On Tuesday, clean energy startup Heliogen announced a breakthrough in solar energy. The company has developed a way to concentrate sunlight and generate extreme heat, which is necessary for many industrial processes. Heliogen uses mirrors and artificial intelligence to conjure up temperatures north of 1,000 degrees Celsius.
The Bill Gates-backed company has remained under the radar until now. However, its new breakthrough is creating excitement in the clean energy community as it has the potential to reduce fossil fuel dependence. Today, we use fossil fuels to make cement, steel, glass, and other widely used materials.
With Heliogen, we could potentially replace carbon-emitting fuel sources with clean solar energy. Cement production alone is responsible for seven percent of global CO2 emissions. “We are rolling out technology that can beat the price of fossil fuels and also not make the CO2 emissions,” says Heliogen CEO and founder Bill Gross.
Heliogen uses concentrated solar power, which is not a new concept. Companies have used the technique in the past to generate energy to drill for oil, produce electricity, and create heat. However, no one has not been able to create high enough temperatures to make steel and cement until now.
Heliogen relies on a combination of artificial intelligence capabilities, including computer vision and automatic edge detection. The startup trains fields of mirrors to reflect sunlight to a single point. The result is temperatures around 25 percent of those found on the sun’s surface.
What is even more impressive is that Heliogen achieved its breakthrough the same day that its mirror plant was turned on. The team is already looking ahead to what’s next. Heliogen says its mirror fields generate so much heat that they could potentially produce clean hydrogen in the future.

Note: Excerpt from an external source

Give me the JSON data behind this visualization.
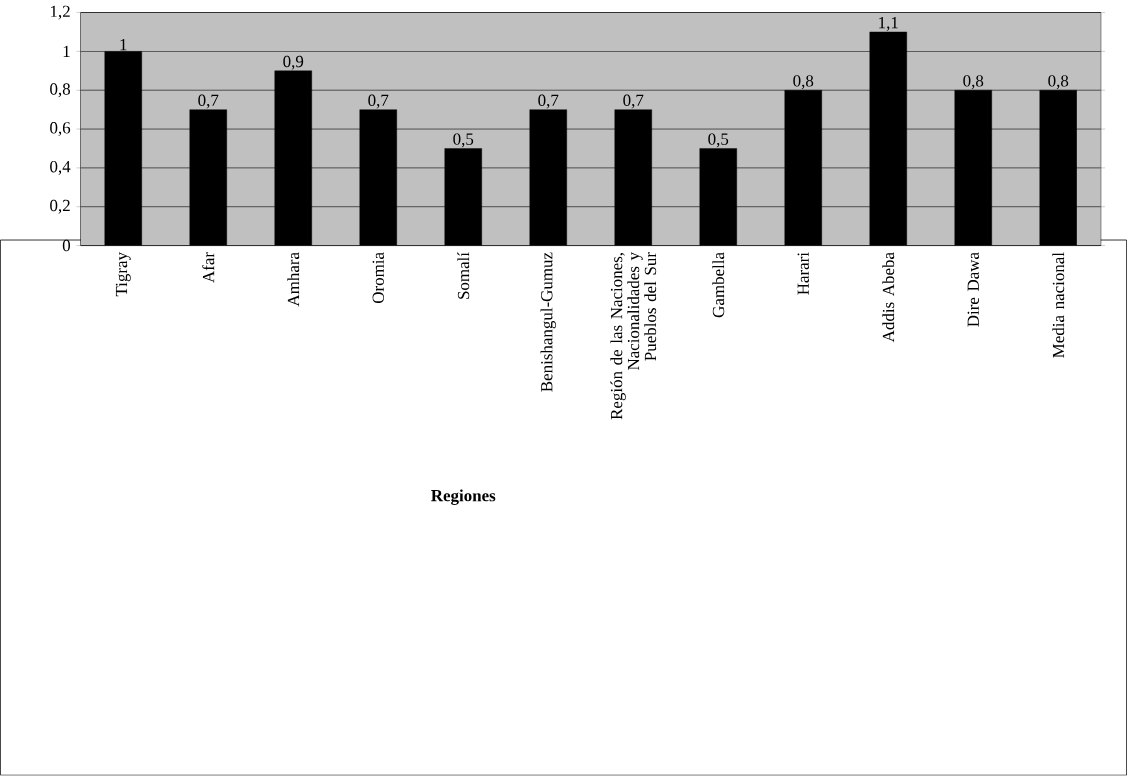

Heliogen has garnered attention and investments from many high-profile entrepreneurs. The startup is supported by both Bill Gates and Patrick Soon-Shiong, the LA-based billionaire who owns the Los Angeles Times. Soon-Shiong described Heliogen’s discovery well by saying, “Bill and the team have truly now harnessed the sun. The potential to humankind is enormous.”
Gates jumped at the opportunity to support Heliogen after learning of the company’s disruptive potential. Concrete is necessary for so much of society’s infrastructure today. Cement production helps build homes, schools, and hospitals, which represent one-fifth of total global emissions.
Next Steps for Heliogen
One of the biggest challenges with solar energy is that the sun is not always out. Industrial processes require consistent fuel throughout the entire year. Heliogen plans to use energy storage systems that are capable of maintaining the solar energy it produces for cloudy days.
The next step in Heliogen’s journey is figuring out how to scale up its process. The startup wants to prove that it can reliably fuel large-scale applications, like steelmaking, before going public. Moving forward requires additional capital, which is why Heliogen is working on a private funding round.
Additionally, the company is in discussions with potential clients for its technology. Heliogen leans on its AI capabilities and the free nature of solar energy to keep costs down for buyers. CEO Bill Gross summarizes, “If we go to a cement company and say we’ll give you green heat, no CO2, but we’ll also save you money, then it becomes a no-brainer.”